Of particular importance is the ability to easily and precisely express conditions of basic logic, such as those found in requirements constraints (e.g. Patients must have a name), decision support (e.g. if the patient has diabetes and has not had a recent comprehensive foot exam), cohort definitions (e.g. All male patients aged 60-75), protocol descriptions (e.g. if the specimen has tested positive for the presence of sodium), and numerous other environments.

with these features:

  • Graph-traversal: FHIRPath is a graph-traversal language; authors can clearly and concisely express graph traversal on hierarchical information models (e.g. HL7 V3, FHIR, vMR, CIMI, and QDM).
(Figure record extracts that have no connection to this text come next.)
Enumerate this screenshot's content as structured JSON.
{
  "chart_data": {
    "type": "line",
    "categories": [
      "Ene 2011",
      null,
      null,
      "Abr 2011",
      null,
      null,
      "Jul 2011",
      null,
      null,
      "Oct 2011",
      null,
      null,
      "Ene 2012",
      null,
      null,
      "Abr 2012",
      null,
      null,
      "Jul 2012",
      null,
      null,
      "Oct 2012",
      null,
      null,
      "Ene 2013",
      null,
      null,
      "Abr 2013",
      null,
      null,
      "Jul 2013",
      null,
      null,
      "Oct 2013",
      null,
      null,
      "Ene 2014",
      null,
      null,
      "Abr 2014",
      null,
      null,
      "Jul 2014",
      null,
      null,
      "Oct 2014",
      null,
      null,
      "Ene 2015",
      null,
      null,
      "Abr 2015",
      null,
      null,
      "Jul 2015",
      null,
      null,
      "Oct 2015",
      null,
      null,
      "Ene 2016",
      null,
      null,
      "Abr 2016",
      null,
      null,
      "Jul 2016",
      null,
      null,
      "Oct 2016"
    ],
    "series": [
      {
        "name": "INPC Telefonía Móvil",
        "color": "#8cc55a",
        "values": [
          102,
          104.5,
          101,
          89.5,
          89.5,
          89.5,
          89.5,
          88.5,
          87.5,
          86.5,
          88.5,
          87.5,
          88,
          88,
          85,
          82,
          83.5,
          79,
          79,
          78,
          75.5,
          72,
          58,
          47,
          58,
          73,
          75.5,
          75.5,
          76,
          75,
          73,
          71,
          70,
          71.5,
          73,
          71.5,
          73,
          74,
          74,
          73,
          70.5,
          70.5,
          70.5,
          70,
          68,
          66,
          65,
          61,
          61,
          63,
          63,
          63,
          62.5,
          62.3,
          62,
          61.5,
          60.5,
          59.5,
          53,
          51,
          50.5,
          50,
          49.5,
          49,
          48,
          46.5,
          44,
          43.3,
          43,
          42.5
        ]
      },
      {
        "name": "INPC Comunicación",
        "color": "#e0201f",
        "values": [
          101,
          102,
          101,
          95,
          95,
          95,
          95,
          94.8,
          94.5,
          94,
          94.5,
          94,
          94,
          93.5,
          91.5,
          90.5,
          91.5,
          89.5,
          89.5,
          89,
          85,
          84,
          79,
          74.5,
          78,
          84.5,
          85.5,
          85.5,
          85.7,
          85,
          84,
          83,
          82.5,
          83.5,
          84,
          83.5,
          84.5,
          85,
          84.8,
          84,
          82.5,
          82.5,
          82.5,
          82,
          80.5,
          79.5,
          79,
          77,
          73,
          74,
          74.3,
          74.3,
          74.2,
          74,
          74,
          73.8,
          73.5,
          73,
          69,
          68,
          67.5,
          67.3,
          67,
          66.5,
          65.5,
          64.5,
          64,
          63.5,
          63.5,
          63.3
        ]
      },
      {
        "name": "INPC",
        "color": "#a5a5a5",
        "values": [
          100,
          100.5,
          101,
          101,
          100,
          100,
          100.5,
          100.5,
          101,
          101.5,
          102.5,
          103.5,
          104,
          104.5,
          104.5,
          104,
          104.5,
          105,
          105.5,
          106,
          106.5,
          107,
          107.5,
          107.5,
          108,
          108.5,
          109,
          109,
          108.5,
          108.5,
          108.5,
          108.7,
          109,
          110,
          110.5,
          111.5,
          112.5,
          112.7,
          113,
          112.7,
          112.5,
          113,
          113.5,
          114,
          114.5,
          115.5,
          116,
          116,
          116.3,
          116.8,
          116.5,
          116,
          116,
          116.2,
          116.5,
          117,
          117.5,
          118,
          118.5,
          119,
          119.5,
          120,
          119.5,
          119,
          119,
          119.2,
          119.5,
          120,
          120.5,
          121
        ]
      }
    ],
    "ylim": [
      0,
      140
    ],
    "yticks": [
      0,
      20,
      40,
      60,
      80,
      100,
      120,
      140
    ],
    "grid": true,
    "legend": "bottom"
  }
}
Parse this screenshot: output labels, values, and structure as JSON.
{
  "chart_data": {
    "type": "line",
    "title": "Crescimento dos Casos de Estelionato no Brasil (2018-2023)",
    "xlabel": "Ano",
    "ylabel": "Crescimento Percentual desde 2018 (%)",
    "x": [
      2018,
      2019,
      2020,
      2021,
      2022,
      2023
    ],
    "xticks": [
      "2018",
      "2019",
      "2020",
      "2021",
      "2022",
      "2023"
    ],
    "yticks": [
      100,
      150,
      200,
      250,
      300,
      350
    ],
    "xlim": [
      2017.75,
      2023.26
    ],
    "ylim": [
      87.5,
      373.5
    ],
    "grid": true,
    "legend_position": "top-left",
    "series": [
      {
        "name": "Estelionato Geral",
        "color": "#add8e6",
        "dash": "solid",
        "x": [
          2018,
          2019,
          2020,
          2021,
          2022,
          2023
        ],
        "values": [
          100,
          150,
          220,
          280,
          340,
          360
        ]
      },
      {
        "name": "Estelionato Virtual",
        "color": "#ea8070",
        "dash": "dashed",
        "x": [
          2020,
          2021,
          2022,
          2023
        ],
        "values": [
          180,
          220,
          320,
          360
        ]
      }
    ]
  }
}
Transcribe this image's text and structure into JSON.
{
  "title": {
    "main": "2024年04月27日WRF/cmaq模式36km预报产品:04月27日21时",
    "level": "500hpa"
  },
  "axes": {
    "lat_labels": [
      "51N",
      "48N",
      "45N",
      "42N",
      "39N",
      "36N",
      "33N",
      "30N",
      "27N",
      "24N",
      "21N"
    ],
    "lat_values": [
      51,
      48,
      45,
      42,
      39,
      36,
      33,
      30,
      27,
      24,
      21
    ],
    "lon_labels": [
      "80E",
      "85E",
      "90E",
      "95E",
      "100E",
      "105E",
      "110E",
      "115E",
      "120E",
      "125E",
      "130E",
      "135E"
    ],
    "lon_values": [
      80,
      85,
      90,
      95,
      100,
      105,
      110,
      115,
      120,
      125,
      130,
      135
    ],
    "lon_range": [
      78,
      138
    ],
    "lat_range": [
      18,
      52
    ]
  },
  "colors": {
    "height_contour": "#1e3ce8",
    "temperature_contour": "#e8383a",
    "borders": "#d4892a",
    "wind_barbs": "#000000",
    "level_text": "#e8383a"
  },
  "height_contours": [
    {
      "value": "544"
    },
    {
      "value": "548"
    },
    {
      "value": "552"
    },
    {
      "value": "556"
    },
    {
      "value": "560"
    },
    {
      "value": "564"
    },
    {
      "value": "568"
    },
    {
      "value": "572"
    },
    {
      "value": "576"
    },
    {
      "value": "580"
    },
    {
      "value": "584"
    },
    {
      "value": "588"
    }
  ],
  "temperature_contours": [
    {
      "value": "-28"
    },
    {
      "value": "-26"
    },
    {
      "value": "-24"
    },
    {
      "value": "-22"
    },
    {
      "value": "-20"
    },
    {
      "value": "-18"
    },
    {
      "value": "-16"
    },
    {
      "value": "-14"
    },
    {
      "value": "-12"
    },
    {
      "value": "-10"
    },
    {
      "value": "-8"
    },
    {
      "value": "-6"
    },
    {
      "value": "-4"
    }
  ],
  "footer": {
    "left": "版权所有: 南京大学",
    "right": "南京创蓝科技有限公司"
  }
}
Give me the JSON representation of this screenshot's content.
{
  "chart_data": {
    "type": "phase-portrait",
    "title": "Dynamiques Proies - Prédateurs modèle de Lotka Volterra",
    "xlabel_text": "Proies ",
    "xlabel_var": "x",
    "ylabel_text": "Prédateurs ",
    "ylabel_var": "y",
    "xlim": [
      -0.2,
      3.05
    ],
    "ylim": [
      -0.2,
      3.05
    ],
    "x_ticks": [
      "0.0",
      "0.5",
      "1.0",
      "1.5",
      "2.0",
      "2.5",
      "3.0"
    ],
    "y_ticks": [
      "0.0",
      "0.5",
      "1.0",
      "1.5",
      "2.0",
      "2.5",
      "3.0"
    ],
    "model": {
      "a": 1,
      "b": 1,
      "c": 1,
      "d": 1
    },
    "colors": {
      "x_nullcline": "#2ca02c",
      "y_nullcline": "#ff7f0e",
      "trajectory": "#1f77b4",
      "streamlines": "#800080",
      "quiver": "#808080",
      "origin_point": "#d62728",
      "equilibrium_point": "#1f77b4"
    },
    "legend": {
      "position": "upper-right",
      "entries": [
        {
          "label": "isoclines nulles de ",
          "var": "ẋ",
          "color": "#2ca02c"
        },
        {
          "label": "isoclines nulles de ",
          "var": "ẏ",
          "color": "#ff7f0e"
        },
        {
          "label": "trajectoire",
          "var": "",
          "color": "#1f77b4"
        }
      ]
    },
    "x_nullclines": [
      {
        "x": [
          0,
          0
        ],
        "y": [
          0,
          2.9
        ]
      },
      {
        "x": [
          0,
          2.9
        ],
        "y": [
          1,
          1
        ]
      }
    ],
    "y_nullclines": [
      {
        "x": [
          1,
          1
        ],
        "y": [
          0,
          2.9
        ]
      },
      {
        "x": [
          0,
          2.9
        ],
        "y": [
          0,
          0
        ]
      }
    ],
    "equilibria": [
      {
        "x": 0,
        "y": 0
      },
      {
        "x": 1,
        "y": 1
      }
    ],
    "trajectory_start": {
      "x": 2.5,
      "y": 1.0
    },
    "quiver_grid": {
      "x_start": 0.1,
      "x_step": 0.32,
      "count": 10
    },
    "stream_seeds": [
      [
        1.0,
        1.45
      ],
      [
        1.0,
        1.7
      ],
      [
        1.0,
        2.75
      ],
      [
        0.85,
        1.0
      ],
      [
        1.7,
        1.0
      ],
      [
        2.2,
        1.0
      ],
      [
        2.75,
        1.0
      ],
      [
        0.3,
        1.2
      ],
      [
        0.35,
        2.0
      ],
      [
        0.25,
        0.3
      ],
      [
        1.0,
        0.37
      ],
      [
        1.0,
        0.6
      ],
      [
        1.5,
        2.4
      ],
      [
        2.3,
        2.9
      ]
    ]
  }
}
  • Fluent: FHIRPath has a syntax based on the Fluent Interface pattern
  • Collection-centric: FHIRPath deals with all values as collections, allowing it to easily deal with information models with repeating elements.
  • Platform-independent: FHIRPath is a conceptual and logical specification that can be implemented in any platform.
  • Model-independent: FHIRPath deals with data as an abstract model, allowing it to be used with any information model.